Pour les premiers, le Concile est un mal qu'il faut exorciser ; pour les seconds, c'est un bien qu'il faut développer.
Le Pape, dès son arrivée, a voulu s'expliquer sur cette grave question ; il l'a fait devant tous les Services de la Curie romaine, réunis à la veille de Noël 2005. "Personne, dit-il, ne peut nier que dans de vastes parties de l'Eglise, la réception du Concile s'est déroulée de manière plutôt difficile." Après avoir énoncé clairement ce constat, le Pape, qui aime dire la vérité, propose une autre clé de lecture. A la notion de rupture, il substitue celle de continuité. C'est là, dans cette notion de "continuité" que se tient la clé de lecture qui permet la juste compréhension des textes du Concile. Il n'y a donc pas une Eglise pré-conciliaire et une Eglise post-conciliaire sans lien entre elles. Il y a une seule Eglise dans laquelle, comme dans un organisme vivant, circule une même vie. Le Pape parle alors de "réforme", en expliquant que le mot "réforme" désigne ce qui apporte "du nouveau dans la continuité."

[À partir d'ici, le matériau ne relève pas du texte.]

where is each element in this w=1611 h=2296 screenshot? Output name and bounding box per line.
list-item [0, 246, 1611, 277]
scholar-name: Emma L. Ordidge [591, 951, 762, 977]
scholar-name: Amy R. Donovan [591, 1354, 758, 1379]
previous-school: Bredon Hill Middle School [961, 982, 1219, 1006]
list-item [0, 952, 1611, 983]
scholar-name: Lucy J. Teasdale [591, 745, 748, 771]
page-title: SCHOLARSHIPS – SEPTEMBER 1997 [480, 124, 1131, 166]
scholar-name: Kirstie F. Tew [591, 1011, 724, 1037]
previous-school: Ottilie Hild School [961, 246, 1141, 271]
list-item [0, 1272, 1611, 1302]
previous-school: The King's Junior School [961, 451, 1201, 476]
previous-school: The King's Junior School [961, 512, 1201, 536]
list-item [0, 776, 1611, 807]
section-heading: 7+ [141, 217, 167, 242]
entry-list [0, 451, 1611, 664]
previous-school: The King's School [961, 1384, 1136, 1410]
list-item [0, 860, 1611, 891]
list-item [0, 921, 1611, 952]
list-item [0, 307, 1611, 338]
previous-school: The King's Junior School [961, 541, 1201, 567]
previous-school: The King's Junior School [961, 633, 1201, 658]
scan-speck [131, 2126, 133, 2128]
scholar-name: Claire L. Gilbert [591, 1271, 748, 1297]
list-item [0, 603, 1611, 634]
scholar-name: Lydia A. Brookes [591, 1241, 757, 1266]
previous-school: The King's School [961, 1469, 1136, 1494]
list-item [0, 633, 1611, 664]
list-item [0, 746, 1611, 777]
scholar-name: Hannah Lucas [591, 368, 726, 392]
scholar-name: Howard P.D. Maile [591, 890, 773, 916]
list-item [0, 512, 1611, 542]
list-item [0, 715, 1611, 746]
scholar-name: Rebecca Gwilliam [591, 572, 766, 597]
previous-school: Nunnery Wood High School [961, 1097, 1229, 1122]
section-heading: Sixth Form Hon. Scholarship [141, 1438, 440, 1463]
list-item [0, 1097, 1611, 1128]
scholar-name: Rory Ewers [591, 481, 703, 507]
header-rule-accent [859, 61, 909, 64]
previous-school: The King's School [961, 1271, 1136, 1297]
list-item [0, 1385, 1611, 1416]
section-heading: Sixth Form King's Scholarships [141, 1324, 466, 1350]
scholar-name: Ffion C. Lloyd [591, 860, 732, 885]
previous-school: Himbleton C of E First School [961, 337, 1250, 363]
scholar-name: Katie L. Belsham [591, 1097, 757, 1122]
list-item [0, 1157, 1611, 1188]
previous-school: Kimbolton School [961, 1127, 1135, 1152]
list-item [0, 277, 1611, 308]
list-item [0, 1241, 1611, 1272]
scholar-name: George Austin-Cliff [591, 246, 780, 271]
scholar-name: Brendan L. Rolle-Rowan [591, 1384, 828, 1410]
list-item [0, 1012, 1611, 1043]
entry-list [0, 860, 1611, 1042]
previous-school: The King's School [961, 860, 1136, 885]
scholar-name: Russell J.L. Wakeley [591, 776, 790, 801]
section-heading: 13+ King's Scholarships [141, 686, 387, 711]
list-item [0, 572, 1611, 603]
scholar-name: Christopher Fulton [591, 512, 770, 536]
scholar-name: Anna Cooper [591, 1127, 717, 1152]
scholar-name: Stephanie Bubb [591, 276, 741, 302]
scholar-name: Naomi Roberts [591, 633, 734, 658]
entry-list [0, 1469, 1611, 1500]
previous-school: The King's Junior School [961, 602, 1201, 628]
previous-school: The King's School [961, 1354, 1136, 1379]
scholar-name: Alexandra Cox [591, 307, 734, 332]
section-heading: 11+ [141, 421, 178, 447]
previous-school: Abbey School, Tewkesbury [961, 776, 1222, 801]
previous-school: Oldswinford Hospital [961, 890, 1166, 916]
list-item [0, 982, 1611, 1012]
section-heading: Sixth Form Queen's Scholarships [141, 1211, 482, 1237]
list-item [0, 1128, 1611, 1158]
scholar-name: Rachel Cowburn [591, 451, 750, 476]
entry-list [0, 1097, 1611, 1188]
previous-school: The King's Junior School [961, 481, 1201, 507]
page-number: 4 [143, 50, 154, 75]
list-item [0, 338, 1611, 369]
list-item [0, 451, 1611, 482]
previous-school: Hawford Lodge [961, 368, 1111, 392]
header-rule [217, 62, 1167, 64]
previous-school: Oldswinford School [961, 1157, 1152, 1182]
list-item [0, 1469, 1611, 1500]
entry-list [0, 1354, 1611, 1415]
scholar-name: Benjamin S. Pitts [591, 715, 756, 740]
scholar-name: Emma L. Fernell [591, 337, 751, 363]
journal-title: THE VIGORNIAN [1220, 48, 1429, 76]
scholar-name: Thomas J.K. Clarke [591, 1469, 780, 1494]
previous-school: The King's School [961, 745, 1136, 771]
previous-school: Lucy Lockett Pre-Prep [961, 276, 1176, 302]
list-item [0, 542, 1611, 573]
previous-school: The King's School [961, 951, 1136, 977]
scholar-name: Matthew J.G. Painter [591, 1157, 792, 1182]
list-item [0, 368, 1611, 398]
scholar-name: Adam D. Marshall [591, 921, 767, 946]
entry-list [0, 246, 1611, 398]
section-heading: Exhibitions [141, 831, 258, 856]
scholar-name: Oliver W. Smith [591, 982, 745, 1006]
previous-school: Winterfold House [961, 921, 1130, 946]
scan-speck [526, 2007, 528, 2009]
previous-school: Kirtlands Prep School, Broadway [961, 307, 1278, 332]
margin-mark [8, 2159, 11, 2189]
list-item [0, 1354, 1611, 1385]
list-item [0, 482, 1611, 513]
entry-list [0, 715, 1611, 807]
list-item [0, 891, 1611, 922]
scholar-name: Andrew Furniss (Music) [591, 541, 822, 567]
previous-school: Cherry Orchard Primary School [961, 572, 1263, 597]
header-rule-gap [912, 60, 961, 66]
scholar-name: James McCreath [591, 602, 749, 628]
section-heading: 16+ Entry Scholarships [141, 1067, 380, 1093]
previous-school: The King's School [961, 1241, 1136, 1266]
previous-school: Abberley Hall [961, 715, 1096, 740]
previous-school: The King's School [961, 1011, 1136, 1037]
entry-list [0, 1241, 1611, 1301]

Pour faire valoir cette clé de lecture de la "réforme", le Pape a annoncé l'ouverture d'une Année de la Foi, qui s'ouvrira le 11 octobre 2012. Cette date rappelle, en effet, qu'il y a cinquante ans commençait la première session du Concile.
Les catholiques sont invités à mieux connaître les textes du Concile. Les lire - et les lire personnellement ! - sans intermédiaire, c'est-à-dire ne pas s'en tenir aux commentaires. Combien de fois nous nous arrêtons aux commentaires d'un texte que nous n'avons pas lu ! Mais plus que la lecture, il est demandé à chacun de chercher à mieux comprendre les textes lus et ne pas hésiter à consulter d'autres sources complémentaires, comme par exemple le Catéchisme de l'Eglise Catholique, ou les encycliques, ou les textes des synodes des évêques.
Les catholiques sont donc appelés à un véritable travail de relecture et d'approfondissement. C'est la meilleure manière de préparer le grand anniversaire de ce Concile qui a enrichi en profondeur l'Eglise de notre temps.